Vous savez le manque de sommeil, ça flingue le cerveau. Et les parents: c’est un peu leur quotidien. Ce n’est pas une excuse. C’est comme quand je dis « il est l’heure de dormir » à mon enfant. Je lui rappelle « pourquoi ».

 

Mais il est facile de pointer que les parents est un vil âgiste. Ça ne remet rien en cause. Pourtant… Il y a peut-être beaucoup à remettre en cause: Une société où les enfants ont pas leur place, où l’intergénérationnel est plus une exception qu’une réalité. Une société où l’enfant doit pas aller au resto, parce qu’il y a tous les adultes qui ont pas d’enfant et pas envie de les subir…Ben oui mais alors ne nous accuser pas d’âgisme quand vous ne voulez pas d’eux et que du coup,… on est le tampon entre la famille et le dehors.

 

Les parents sont parfois âgiste, non par volonté, mais parce que c’est compliqué.

 

Alors je continuerais à dominer mes enfants: non à 10 ans, ils n’iront pas travailler.

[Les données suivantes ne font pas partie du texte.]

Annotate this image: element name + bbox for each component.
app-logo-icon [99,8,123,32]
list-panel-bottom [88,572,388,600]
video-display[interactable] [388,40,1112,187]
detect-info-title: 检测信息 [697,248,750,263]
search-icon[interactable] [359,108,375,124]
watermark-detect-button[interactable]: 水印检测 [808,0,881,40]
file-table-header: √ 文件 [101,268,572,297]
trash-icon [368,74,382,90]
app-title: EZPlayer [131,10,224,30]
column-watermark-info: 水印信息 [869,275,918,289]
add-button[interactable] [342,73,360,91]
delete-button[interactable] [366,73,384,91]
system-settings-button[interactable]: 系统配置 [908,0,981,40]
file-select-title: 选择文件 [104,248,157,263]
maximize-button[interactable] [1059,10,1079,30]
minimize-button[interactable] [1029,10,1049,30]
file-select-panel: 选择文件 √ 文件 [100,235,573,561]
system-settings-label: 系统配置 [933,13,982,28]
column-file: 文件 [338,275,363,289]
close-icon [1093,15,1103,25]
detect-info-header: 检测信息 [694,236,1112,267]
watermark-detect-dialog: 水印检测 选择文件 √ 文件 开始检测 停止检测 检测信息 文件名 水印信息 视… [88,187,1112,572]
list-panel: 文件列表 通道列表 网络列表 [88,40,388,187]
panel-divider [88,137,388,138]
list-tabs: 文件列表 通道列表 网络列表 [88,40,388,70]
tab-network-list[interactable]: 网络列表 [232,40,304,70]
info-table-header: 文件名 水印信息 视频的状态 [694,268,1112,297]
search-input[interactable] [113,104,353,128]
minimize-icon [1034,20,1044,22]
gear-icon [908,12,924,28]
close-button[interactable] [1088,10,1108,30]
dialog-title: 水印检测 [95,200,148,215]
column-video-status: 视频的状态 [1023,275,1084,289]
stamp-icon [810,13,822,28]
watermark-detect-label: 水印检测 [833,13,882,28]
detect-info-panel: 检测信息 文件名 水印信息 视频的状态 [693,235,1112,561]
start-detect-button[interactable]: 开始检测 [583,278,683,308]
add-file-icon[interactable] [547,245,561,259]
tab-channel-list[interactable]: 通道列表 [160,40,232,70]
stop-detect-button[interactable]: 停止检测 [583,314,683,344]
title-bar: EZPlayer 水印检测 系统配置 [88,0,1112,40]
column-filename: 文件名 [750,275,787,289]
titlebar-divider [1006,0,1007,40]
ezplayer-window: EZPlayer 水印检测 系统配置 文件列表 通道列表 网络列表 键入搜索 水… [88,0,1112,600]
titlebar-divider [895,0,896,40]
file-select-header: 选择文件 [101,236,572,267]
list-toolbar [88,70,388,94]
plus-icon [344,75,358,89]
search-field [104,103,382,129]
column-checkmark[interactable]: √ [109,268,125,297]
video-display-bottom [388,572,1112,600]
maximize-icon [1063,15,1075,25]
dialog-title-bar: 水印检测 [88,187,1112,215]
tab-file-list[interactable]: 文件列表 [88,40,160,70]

Non, à 10 ans, il n’ira pas conduire une voiture. Non. Voilà. Tampis si je suis méchante.

 

Je continuerais à voir mon rôle comme une alliance dynamique entre mes enfants, leur besoin, le monde, le dedans, le dehors, nos état de fatigue et de forme. Et a me dépatouille.

 

Mais si vous voulez aider les parents… le monde: faite une société enfant admis. Parce que vous plaindre qu’on les domine et chouinner de leur présence « car on ne sait pas les tenir »… qui est âgiste dans ces cas-là ? Je vous mets au défi de tenir 10 jours avec mes enfants. Moi, je tiens. Mais vous ? Pas sûre.  Mais vous verrez que c’est hyper complexe comme équation.